Mozilla Foundation releases Firefox 84 browser, fixing several flaws & delivering performance gains & Apple processor support.
A Mozilla Foundation update to the Firefox web browser, released Tues., tackles 1 critical vulnerability & a handful of high-severity bugs. The update, released as Firefox version 84, is also billed by Mozilla as boosting the browser’s performance & adding native support for macOS hardware running on its own Apple processors.
Altogether, 6 high-severity flaws were fixed, in addition to the critical bug, tracked as CVE-2020-16042. The specific critical bug in Firefox was also highlighted earlier this month in Google’s Chrome browser security update, where it was rated as a ‘high-severity flaw.’
The Firefox & Chrome bug (CVE-2020-16042) is still not fully described by either browser maker & is only listed as a memory bug.
Mystery Bug Also Impacts Google Chrome Web Browser
Critical Attack Vector
“These are actually a critical attack vector that can be reliably exploited by hackers to launch privilege-escalation attacks in the Linux kernel,” according to 2017 research published by the Georgia Institute of Technology in the US.
The CVE was also referenced last week by Microsoft, as part of its Dec.
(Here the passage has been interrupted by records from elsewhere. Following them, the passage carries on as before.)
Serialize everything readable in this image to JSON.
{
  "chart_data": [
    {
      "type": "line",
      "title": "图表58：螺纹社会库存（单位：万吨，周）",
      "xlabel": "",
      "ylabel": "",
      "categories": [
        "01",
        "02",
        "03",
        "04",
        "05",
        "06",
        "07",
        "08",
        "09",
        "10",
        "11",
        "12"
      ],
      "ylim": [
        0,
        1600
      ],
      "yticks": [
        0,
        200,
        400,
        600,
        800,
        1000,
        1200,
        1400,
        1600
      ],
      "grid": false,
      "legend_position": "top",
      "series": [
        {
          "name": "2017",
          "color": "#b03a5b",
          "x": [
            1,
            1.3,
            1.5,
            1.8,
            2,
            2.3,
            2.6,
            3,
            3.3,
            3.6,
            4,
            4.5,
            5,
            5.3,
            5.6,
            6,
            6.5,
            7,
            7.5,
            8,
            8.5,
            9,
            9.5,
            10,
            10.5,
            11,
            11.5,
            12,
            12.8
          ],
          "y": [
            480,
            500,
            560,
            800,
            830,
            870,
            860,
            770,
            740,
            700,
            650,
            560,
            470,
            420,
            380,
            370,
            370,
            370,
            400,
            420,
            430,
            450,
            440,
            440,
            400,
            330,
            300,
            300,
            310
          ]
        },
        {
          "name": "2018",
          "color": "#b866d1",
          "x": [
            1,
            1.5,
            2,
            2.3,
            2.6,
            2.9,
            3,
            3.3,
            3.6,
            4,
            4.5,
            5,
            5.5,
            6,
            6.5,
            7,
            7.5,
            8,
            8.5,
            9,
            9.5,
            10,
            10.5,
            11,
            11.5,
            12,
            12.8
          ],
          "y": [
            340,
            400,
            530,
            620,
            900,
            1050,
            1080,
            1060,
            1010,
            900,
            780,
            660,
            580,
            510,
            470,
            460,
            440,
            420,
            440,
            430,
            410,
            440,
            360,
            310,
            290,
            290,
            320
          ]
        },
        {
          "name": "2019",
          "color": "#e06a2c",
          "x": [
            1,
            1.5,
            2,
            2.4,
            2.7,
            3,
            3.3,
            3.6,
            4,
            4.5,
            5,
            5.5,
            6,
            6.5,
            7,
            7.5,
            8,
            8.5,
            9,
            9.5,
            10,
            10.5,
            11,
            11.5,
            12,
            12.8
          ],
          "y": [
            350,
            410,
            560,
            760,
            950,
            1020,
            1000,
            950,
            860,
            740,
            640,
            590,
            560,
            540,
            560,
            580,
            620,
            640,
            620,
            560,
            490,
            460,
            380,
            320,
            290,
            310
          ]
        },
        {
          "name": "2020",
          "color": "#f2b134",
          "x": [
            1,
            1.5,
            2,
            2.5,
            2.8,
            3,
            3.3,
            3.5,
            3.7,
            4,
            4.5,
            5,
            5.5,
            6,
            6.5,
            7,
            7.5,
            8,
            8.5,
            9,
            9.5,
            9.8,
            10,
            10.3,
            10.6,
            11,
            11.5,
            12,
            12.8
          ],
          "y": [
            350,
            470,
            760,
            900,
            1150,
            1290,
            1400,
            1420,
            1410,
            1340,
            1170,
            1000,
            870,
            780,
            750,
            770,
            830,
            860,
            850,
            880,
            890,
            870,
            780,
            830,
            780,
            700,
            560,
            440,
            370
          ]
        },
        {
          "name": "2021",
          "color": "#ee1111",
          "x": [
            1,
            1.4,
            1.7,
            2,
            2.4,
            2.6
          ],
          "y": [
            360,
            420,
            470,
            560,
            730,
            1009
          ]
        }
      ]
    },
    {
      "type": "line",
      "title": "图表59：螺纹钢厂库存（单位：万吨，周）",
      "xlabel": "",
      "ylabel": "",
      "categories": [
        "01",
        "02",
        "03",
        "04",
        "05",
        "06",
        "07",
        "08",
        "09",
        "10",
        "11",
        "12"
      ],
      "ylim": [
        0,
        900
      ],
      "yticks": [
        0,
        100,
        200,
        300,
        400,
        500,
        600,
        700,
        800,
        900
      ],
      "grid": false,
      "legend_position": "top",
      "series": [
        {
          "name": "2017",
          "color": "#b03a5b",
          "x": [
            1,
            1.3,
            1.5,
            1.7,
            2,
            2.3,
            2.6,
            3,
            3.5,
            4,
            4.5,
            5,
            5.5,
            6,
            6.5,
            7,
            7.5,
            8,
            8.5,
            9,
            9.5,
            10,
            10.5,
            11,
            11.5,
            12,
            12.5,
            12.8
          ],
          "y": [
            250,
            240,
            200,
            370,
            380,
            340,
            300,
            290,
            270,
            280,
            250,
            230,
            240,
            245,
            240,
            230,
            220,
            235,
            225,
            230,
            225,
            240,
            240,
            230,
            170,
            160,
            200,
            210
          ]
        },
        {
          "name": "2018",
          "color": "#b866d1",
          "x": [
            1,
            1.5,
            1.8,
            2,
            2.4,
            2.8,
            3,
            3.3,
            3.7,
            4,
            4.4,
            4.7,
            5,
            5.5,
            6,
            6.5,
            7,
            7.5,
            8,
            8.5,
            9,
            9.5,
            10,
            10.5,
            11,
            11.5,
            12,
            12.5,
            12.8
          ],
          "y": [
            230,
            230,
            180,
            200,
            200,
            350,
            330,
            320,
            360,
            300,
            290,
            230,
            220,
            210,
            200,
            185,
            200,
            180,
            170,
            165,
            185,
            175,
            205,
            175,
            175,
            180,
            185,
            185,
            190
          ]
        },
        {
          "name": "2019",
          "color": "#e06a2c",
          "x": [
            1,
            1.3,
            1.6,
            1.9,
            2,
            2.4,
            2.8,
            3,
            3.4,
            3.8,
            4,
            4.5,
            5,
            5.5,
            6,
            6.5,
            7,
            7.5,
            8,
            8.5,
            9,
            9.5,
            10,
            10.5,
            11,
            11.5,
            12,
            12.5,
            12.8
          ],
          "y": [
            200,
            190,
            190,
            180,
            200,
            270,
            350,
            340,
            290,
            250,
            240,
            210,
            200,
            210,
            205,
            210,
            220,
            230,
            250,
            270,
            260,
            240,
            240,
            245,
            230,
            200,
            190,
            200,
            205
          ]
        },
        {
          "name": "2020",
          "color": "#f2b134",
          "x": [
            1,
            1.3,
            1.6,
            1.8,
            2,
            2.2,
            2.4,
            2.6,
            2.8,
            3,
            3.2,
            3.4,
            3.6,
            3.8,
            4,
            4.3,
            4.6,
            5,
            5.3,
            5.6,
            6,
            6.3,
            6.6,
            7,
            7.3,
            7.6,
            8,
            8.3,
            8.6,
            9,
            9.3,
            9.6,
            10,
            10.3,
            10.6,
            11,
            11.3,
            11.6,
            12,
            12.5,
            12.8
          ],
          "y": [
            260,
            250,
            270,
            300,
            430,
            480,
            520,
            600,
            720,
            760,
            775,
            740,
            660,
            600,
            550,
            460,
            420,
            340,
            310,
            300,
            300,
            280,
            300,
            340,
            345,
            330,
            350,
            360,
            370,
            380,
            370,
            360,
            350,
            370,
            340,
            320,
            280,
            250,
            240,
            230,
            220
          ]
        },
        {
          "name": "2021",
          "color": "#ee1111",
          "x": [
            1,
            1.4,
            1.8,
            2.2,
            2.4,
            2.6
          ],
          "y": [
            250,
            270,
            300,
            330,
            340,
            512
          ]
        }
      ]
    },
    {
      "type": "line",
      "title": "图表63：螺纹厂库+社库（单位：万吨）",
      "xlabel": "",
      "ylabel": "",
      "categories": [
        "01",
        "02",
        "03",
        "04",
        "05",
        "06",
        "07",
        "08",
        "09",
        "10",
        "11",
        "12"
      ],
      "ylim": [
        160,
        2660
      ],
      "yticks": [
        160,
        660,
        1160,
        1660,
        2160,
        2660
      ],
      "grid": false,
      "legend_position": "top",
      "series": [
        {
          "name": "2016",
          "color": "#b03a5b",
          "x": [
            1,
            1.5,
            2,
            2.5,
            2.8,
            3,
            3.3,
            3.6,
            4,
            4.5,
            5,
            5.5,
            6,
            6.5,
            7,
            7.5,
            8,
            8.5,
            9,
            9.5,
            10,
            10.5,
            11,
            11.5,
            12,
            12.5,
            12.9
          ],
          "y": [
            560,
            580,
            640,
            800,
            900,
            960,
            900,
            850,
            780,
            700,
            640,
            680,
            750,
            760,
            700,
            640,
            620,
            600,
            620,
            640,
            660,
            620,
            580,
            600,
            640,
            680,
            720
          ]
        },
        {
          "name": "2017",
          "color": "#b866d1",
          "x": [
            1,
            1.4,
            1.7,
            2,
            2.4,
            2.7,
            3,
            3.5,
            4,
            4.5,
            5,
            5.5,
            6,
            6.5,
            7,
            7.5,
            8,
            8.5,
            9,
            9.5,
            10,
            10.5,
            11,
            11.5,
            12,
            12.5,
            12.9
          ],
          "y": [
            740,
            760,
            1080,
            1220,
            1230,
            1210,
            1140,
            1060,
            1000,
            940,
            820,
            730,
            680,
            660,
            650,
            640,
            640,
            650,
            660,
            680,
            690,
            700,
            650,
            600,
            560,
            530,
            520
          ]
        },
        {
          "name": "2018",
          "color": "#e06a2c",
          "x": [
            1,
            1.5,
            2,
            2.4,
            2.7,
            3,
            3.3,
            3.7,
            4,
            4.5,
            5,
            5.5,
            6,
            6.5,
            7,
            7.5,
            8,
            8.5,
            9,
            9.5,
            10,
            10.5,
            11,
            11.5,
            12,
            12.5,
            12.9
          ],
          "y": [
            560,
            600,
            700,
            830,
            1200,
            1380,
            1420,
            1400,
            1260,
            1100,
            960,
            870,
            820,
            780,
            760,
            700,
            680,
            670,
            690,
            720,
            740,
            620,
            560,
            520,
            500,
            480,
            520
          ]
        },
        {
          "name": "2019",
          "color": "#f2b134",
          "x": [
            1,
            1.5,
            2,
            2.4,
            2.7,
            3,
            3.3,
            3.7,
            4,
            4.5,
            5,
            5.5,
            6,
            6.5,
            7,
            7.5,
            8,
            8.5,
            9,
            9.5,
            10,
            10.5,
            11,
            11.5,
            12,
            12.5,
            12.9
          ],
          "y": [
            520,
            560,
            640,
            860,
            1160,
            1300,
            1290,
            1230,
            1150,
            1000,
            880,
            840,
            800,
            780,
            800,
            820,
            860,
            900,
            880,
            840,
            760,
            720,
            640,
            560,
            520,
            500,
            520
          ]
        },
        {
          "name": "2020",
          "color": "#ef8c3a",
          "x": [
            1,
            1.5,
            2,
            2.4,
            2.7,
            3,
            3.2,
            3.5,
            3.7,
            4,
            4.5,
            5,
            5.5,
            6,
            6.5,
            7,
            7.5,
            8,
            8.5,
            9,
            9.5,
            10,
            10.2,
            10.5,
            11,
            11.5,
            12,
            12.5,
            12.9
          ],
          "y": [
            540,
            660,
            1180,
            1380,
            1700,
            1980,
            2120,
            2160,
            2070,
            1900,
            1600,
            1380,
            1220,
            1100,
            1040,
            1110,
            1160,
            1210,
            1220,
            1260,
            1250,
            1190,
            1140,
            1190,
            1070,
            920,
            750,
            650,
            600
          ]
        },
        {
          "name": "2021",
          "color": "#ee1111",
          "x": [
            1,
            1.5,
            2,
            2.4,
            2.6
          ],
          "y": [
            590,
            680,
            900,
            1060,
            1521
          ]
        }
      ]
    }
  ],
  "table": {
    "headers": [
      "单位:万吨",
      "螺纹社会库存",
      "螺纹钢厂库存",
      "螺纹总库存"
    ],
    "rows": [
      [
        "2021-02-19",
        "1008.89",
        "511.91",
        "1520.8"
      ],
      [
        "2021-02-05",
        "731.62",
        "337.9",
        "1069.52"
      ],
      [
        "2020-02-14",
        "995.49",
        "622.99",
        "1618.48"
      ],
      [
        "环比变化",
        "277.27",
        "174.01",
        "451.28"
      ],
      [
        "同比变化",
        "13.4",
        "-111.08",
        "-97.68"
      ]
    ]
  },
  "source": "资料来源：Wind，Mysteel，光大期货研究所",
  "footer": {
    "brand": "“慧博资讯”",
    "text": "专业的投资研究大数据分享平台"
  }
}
Patch Tuesday list of bugs impacting its Edge browser version 87.0.664.57. Microsoft’s Edge browser, release in Jan. 2020, is based on Google’s open-source software project Chromium. The Chromium source code is used in Google’s Chrome browser & Microsoft’s 2020 Edge browser.
WASM & V8 Bugs
Mozilla’s Firefox browser is not Chromium based. WASM is supported in Mozilla Firefox & Apple Safari, even though both do not use Google’s V8. Some clues as to the nature of the bug can be derived by the fact the bug impacts both the Firefox and Chrome browser – the common denominator is WASM. In addition, a 2018 analysis of WASM & V8 bugs warned of possible security issues.
In 2018, Google’s Project Zero published research titled “The Problems and Promise of Web Assembly” & identified 3 vulnerabilities, which were mitigated. One future WASM threats, Google warned, was tied to Web Assembly’s garbage collector (GC) function.
Web Assembly the Culprit?
As for Google, it warned in 2018:
“Web Assembly GC is another potential feature of Web Assembly that could lead to security problems.
Currently, some uses of Web Assembly have performance problems due to the lack of higher-level memory management in Web Assembly. For example, it is difficult to implement a performant Java Virtual Machine in Web Assembly.
If Web Assembly GC is implemented, it will increase the number of applications that Web Assembly can be used for, but it will also make it more likely that vulnerabilities related to memory management will occur in both Web Assembly engines & applications written in Web Assembly.”
At both national vulnerability database repositories, MITRE & NIST, the technical specifics of the CVE have yet to be publicly disclosed. In Google’s Dec. Security Bulletin, it noted details tied to CVE-2020-16042 & other bugs were being withheld, “until a majority of users are updated with a fix.”
It also noted that when and if bugs exist in 3rd-party code libraries used in other devices or platforms, technical details of the bugs are limited.
Credited for finding the bug is bug hunter André Bargull, who originally reported the bug on Nov. 23, says Google.
6 High-Severity Firefox Bugs
Memory issues dominated the list of high-severity bugs patched by Mozilla Tues. 2 “memory safety bugs” (CVE-2020-35114 & CVE-2020-35113) were patched. Both CVEs addressed bugs in Firefox 84 and its large-enterprise Firefox extended support release (ESR) 78.6 browser.
“Some of these bugs showed evidence of memory corruption & we presume that with enough effort some of these could have been exploited to run arbitrary code,” Mozilla wrote of both bugs.
Also tied to browser memory are bugs tracked as CVE-2020-26971, CVE-2020-26972 & CVE-2020-26973, which include a heap-buffer-overflow in WebGL, use-after-free in WebGL & a CSS sanitizer performed incorrect sanitisation flaw.